I stated that we needed to cut through our uncertain future’s gloom and doom, and fall back on the recovery-oriented principles that guide the work that I do with my patients.

Recovery principles and the future of health care

As the evening progressed and the mood grew more somber, it occurred to me that, as a panelist, I needed to take my business hat off and don the hat most familiar to me: the therapist hat. I stated that we needed to cut through our uncertain future’s gloom and doom, and fall back on the recovery-oriented principles[i] that guide the work that I do with my patients. My experience reveals the most important recovery principle to be HOPE. We need to have hope and be the holders of hope when our patients can’t or are unable to do or feel it for themselves. As such, we must all embrace HOPE and continue to fight for the right to quality, affordable health care for everybody. It’s the right thing to do.

In addition to HOPE, we need RESPECT. We need to show respect for all people and not allow further divisions and stigmatization of the “other,” and we need to stop normalizing the thought that taking benefits away from one group is in any way the right way to approach this. But also we need to keep the overall objective front-and-center all the time: we need high-quality, affordable health care for everyone. We also need to respect the facts and the truth in those facts.

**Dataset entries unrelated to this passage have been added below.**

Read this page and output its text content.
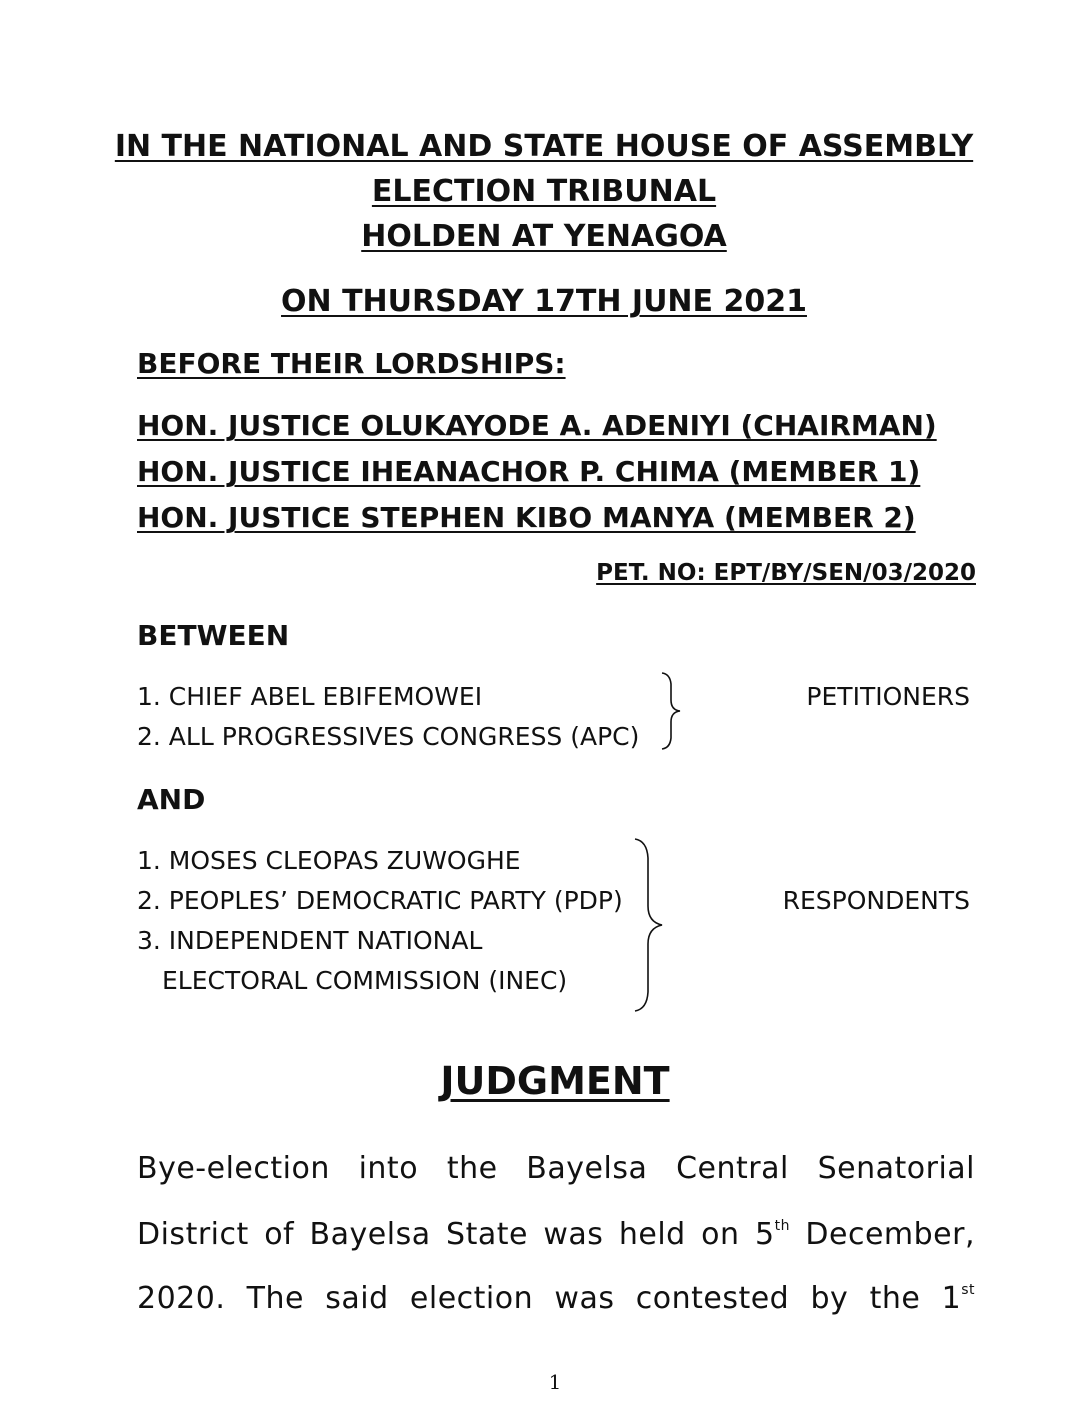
IN THE NATIONAL AND STATE HOUSE OF ASSEMBLY
ELECTION TRIBUNAL
HOLDEN AT YENAGOA
ON THURSDAY 17TH JUNE 2021
BEFORE THEIR LORDSHIPS:
HON. JUSTICE OLUKAYODE A. ADENIYI (CHAIRMAN)
HON. JUSTICE IHEANACHOR P. CHIMA (MEMBER 1)
HON. JUSTICE STEPHEN KIBO MANYA (MEMBER 2)
PET. NO: EPT/BY/SEN/03/2020
BETWEEN
1. CHIEF ABEL EBIFEMOWEI
2. ALL PROGRESSIVES CONGRESS (APC)
PETITIONERS
AND
1. MOSES CLEOPAS ZUWOGHE
2. PEOPLES’ DEMOCRATIC PARTY (PDP)
3. INDEPENDENT NATIONAL
ELECTORAL COMMISSION (INEC)
RESPONDENTS
JUDGMENT
Bye-election into the Bayelsa Central Senatorial
District of Bayelsa State was held on 5th December,
2020. The said election was contested by the 1st
1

Recovery has MANY PATHWAYS, and we need to be open to explore how and what we need to do to ensure that we persevere and obtain our goal of access to health care as a basic right for everyone. Additionally, we need to find our STRENGTHS/RESPONSIBILITY, as a community. As a mass of concerned citizens, we can be powerful and bring about change through demonstrating our opinions and strongly-held beliefs to our elected officials. It’s our responsibility and our strength in moving us closer to our ultimate goal.

Along with all of this is PEER SUPPORT. We need to support each other, within our guilds, silos, work environments, and most importantly, for those we work with, advocate, fight for, and render services to. Lastly, and most importantly, this whole process has to be PERSON-CENTERED. This is about who we are as a society, how we treat our sick and vulnerable, and what emphasis we place on health as a basic human right.

I’m going to continue moving forward, keeping in mind the recovery partnership I establish with my patients as a framework. I hope you all join me on this path forward to affordable, quality health care for everyone as we navigate our uncertain future.

Note: Dr. Petit is on the Board of PCDC.